Taxa de transmissibilidade de doença também tem mostrado tendência de crescimento nos últimos 15 dias

Direção da Unimed falou sobre a situação da unidade em entrevista coletiva (Foto: Divulgação)

A média de atendimentos de clientes com síndromes gripais na urgência e emergência chegou a 127,7 pessoas nesta semana no hospital particular referência em Covid-19 em João Pessoa. O número, revelado nesta quarta-feira (19), se aproxima do pico de atendimento da pandemia, em maio, que foi de 143,4. Já o secretário executivo de Saúde da Paraíba, Daniel Beltrammi, destaca o aumento na taxa de transmissibilidade da Covid-19 registrada nos últimos dias, que chegou a uma média de 1,3. O momento, segundo ele, exige que a população intensifique os cuidados como uso de máscaras e lavagem de mãos, para evitar uma segunda onda da doença.

Segundo o presidente do Conselho de Administração (Conad) da Unimed João Pessoa, Gualter Ramalho, a diferença entre os dois momentos é que, agora, o hospital está mais preparado para enfrentar a situação, principalmente no que diz respeito aos protocolos de segurança, à aquisição de insumos e equipamentos de proteção individual (EPIs) e à capacitação da equipe, que se tornou referência em conhecimento no tratamento da doença na Paraíba.

Já o secretário executivo de Saúde da Paraíba, Daniel Beltrammi, destacou que a taxa de transmissibilidade de doença, chamada de taxa ‘R’, tem demonstrado uma tendência de crescimento nos últimos 15 dias.  Segundo ele, em outubro a taxa no estado estava tendendo a 1 e, em alguns momentos, chegou a ser menor que 1.

A taxa representa a capacidade que a doença tem de ser transmitida de uma pessoa para outro, mostrando a capacidade do vírus de circular a partir de um novo caso. “Quando ela é maior que um, mostra que a doença está ativa”, disse. Uma taxa de 1,01 significa que cada 100 pessoas infectadas pelo novo coronavírus transmitem a doença para outras 101 pessoas, e que, portanto, o número de novos doentes continua crescendo.

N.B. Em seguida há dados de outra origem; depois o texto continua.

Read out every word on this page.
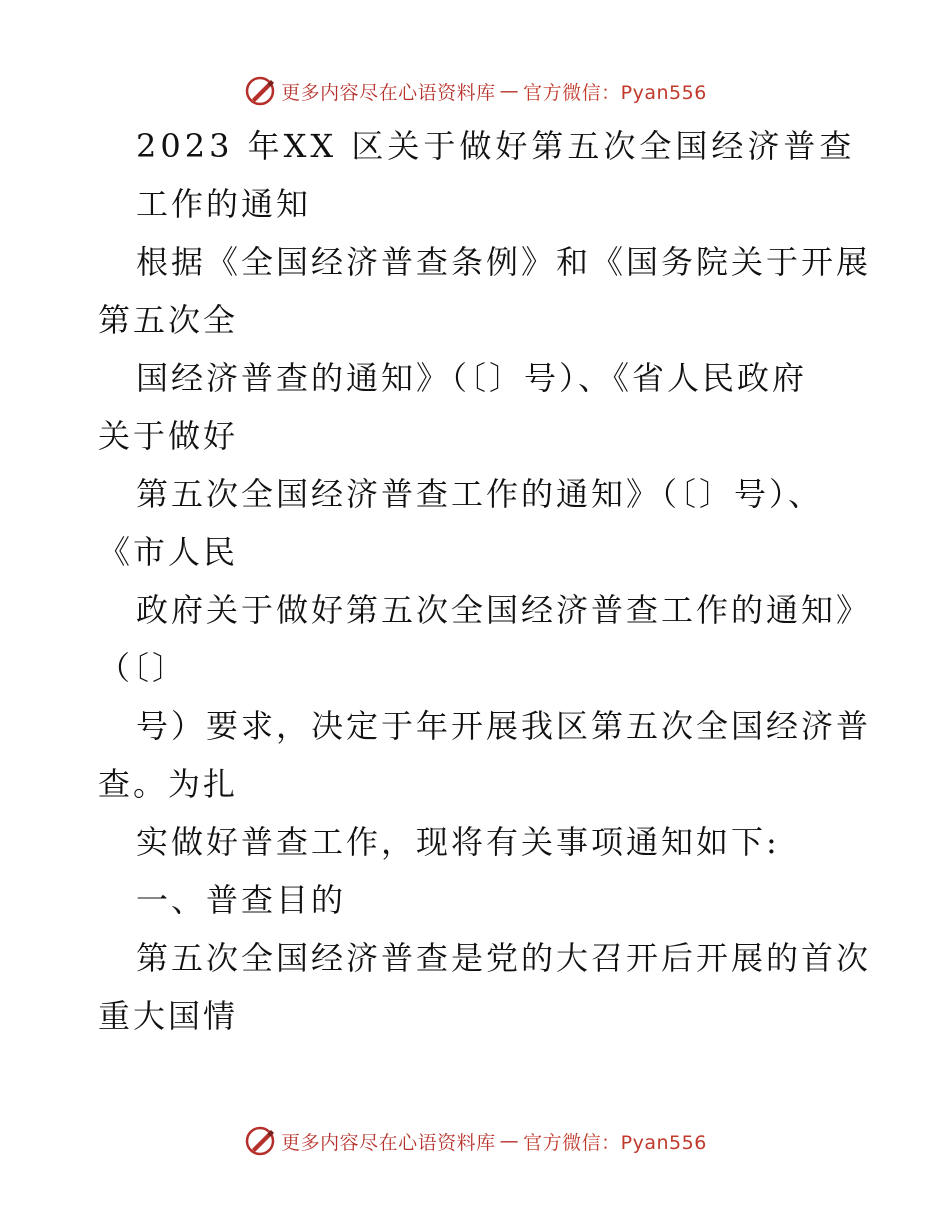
更多内容尽在心语资料库 — 官方微信：Pyan556
2023 年XX 区关于做好第五次全国经济普查
工作的通知
根据《全国经济普查条例》和《国务院关于开展
第五次全
国经济普查的通知》（〔〕号）、《省人民政府
关于做好
第五次全国经济普查工作的通知》（〔〕号）、
《市人民
政府关于做好第五次全国经济普查工作的通知》
（〔〕
号）要求，决定于年开展我区第五次全国经济普
查。为扎
实做好普查工作，现将有关事项通知如下:
一、普查目的
第五次全国经济普查是党的大召开后开展的首次
重大国情
更多内容尽在心语资料库 — 官方微信：Pyan556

“Nos últimos 15 dias,  uma análise feita pela Secretaria de Estado da Saúde e pelo Laboratório de Síndromes Respiratórias da Universidade Federal da Paraíba (UFPB), mostra que a taxa está apresentando tendência de crescimento, chegando a 1,3”, explicou.

O secretário pediu que a população mantenha o distanciamento social e os cuidados como uso de máscaras e lavagem de mãos. “Todo esforço agora vale a pena. Não precisamos viver o que os Estados Unidos, a Europa e, agora, São Paulo estão vivendo”, disse.

O último boletim divulgado pela Secretaria de Estado da Saúde aponta que até esta terça-feira (17), 139.776 casos haviam sido confirmados e 3.216 pessoas morreram vítimas da doença.